The results of these tests should be made available to you, either on the company’s website or sent to you if you phone and ask. Chesla recommends that you take the report to your doctor, who should recognize the chemical components. That way if there are any concerns with interactions with other medicines you might be taking, your doctor will be informed.
The Best Essential Oil Blends to Prevent UTIs
If you’re wondering how to use essential oils for UTIs, the best approach is to apply them to the areas of your body most affected, Chesla says.
People prone to recurrent UTIs can try to stave them off by applying a blend of oils to the skin of their lower abdomen and lower back, she says. You’ll want to mix the oils into a carrier oil before you do this.
The blend Chesla recommends are a few drops, in equal parts, of the essential oils cypress (Cupressus sempervirens), juniper berry (Juniperus communis), and cedarwood (Juniperus virginiana). The cypress and juniper berry help to move fluid through your system, while the cedarwood helps kill germs.
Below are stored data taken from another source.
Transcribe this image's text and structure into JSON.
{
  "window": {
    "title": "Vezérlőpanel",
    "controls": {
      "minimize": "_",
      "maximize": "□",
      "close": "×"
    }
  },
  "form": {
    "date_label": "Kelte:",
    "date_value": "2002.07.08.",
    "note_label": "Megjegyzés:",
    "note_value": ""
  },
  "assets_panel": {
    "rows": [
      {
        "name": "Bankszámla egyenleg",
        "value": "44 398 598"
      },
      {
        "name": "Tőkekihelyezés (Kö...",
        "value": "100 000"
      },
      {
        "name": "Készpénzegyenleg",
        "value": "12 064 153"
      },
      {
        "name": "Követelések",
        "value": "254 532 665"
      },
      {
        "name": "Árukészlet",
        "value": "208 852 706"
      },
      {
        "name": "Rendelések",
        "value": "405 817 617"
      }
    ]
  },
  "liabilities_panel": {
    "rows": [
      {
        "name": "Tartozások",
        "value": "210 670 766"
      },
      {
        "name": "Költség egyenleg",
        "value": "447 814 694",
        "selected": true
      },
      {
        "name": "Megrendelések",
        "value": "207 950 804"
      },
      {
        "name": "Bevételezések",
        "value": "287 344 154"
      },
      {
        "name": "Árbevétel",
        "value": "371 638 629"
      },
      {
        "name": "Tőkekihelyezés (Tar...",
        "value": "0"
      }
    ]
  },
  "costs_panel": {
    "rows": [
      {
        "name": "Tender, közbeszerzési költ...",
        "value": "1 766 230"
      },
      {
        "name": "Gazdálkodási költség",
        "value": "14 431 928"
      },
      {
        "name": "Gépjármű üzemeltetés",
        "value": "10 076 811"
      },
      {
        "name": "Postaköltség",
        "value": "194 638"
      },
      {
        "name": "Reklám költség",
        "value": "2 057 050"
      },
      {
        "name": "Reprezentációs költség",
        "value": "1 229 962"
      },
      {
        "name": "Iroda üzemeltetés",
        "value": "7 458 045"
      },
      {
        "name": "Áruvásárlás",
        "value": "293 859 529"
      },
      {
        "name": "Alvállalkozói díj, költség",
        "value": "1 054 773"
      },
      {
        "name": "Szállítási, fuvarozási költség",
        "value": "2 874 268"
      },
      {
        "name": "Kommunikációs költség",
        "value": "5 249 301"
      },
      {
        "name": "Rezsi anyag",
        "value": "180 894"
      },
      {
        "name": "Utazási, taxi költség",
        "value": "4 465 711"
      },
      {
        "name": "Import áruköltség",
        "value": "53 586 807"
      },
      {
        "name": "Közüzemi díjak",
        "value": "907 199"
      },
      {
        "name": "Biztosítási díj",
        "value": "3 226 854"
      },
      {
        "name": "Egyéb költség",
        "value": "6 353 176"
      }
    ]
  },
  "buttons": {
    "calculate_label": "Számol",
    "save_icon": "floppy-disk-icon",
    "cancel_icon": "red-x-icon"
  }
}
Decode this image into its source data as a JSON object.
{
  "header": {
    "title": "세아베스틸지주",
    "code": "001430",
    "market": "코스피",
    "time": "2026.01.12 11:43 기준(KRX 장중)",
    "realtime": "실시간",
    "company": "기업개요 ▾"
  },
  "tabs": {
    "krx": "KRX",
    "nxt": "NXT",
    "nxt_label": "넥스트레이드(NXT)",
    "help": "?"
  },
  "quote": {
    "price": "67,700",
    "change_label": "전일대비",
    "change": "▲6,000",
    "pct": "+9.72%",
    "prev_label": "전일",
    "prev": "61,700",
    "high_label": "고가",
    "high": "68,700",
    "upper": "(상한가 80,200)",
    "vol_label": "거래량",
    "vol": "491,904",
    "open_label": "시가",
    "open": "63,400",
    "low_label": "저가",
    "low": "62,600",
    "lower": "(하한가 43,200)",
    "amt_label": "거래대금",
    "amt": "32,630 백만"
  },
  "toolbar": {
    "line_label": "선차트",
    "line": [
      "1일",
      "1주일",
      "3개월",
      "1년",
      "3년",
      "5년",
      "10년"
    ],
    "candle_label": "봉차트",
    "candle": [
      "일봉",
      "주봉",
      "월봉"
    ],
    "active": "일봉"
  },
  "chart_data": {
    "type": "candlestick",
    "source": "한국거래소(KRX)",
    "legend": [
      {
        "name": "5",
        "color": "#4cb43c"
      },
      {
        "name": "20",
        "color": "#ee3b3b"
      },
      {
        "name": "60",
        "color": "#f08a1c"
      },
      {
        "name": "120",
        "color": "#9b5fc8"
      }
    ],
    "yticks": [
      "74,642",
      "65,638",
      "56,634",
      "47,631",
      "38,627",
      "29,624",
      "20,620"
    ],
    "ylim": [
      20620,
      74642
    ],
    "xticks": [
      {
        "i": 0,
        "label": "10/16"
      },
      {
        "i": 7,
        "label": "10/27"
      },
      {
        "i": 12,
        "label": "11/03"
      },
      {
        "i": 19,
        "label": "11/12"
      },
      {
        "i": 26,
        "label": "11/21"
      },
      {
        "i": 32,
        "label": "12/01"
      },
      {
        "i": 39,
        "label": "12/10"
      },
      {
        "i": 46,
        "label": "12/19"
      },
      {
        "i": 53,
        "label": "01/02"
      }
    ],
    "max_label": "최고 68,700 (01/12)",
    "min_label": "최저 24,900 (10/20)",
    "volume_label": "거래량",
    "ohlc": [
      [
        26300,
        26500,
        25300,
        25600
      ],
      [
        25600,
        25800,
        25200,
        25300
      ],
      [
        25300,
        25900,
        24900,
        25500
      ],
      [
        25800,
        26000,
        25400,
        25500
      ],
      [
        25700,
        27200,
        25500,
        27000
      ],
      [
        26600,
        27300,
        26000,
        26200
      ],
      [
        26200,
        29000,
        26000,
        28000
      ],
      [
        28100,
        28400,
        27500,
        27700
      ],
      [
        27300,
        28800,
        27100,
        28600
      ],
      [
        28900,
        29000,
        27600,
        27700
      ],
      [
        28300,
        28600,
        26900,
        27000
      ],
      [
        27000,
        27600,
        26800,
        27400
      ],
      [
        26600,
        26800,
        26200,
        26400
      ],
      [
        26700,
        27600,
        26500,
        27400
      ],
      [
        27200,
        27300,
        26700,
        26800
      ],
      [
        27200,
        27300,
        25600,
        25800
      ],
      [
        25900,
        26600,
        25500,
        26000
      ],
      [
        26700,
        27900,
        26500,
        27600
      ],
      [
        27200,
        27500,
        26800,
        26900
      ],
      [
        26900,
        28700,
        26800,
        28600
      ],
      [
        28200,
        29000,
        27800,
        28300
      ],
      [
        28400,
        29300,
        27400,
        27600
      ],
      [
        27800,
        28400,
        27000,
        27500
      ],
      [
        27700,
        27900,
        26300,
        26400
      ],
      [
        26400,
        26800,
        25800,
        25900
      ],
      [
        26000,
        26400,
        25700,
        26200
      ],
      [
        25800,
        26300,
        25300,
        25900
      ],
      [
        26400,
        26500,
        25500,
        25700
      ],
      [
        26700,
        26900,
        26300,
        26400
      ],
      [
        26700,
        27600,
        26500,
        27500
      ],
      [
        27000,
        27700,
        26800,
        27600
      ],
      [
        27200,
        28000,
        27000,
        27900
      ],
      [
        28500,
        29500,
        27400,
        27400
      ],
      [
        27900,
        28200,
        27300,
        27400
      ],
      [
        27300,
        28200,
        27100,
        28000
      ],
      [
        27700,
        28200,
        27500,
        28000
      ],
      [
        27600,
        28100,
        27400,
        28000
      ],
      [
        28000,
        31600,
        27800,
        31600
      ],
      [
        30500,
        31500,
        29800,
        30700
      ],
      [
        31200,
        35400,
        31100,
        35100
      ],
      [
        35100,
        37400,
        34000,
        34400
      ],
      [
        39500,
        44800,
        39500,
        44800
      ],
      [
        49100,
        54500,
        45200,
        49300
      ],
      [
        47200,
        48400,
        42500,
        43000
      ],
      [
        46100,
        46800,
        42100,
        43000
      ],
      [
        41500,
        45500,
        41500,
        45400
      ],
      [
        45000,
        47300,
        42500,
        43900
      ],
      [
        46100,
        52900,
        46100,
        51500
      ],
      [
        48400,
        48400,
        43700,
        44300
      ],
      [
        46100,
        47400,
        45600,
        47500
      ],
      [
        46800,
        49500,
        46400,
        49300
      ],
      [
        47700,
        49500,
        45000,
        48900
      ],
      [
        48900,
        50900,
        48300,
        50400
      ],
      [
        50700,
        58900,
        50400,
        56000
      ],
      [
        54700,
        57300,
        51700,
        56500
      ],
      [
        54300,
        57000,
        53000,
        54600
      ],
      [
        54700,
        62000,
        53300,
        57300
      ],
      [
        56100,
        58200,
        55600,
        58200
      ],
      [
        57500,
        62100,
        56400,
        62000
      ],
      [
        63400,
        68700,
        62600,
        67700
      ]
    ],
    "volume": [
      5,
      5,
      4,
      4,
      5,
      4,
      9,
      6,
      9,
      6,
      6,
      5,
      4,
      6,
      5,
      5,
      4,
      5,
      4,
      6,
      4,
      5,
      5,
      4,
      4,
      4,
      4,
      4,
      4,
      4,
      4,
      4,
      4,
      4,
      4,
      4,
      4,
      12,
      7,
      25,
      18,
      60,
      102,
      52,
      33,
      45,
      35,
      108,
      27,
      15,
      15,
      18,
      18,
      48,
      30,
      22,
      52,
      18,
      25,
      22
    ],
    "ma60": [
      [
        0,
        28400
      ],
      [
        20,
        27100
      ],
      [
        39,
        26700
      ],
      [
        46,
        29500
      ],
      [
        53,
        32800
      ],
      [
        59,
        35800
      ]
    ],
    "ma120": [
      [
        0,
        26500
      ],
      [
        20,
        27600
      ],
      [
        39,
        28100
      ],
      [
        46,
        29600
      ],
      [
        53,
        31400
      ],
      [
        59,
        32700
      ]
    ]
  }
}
Rub a small amount of the blend onto your lower abdomen and lower back twice each day, in the morning when you wake up and two hours before bed. (You don’t want fluid moving through you — making you need to pee — too close to bedtime.)
Aromatherapy When You’re Battling an Active UTI
If you have an active infection and are working with your physician to combat it, aromatherapy can assist these medical efforts, Chesla says.
You can continue using the same blend as you use for prevention, but add a few extra drops of cedarwood. Tea tree oil (Melaleuca) can also battle bacteria, so you can substitute this for the cedarwood if you desire. You’ll need to source this oil extremely carefully, though, because so much of what is sold as tea tree oil is actually synthetic, Chesla says.
Chesla also recommends supporting your painful abdomen by massing it with a blend of equal parts clary sage (Salvia sclarea), geranium (Pelargonium graveolens), and lavender (Lavandula angustifolia), again mixed into a carrier oil. Clary sage can have anti-spasmodic effects, while the others are said to induce calm.
Lowering Stress Can Help With UTIs
Stress plays a role in so many of our bodily conditions, so it’s not surprising it may be involved with recurrent UTIs. A review published in February 2017 in Current Opinion in Urology points to this potential link between emotional stress and bladder symptom.
Here, too, aromatherapy may help, because soothing scents can calm the stress response down, Clesla says. Good oils for de-stressing include lavender, sandalwood, and vetiver, alone or in combination.
Find an Aromatherapy Practitioner
You can locate a certified aromatherapist near you on the websites of two national organizations, the National Association for Holistic Aromatherapy and the Alliance of International Aromatherapists.
Or you can buy oils directly from an online company or from a store that sells quality brands. Be sure to buy only from companies that carefully source and test their products.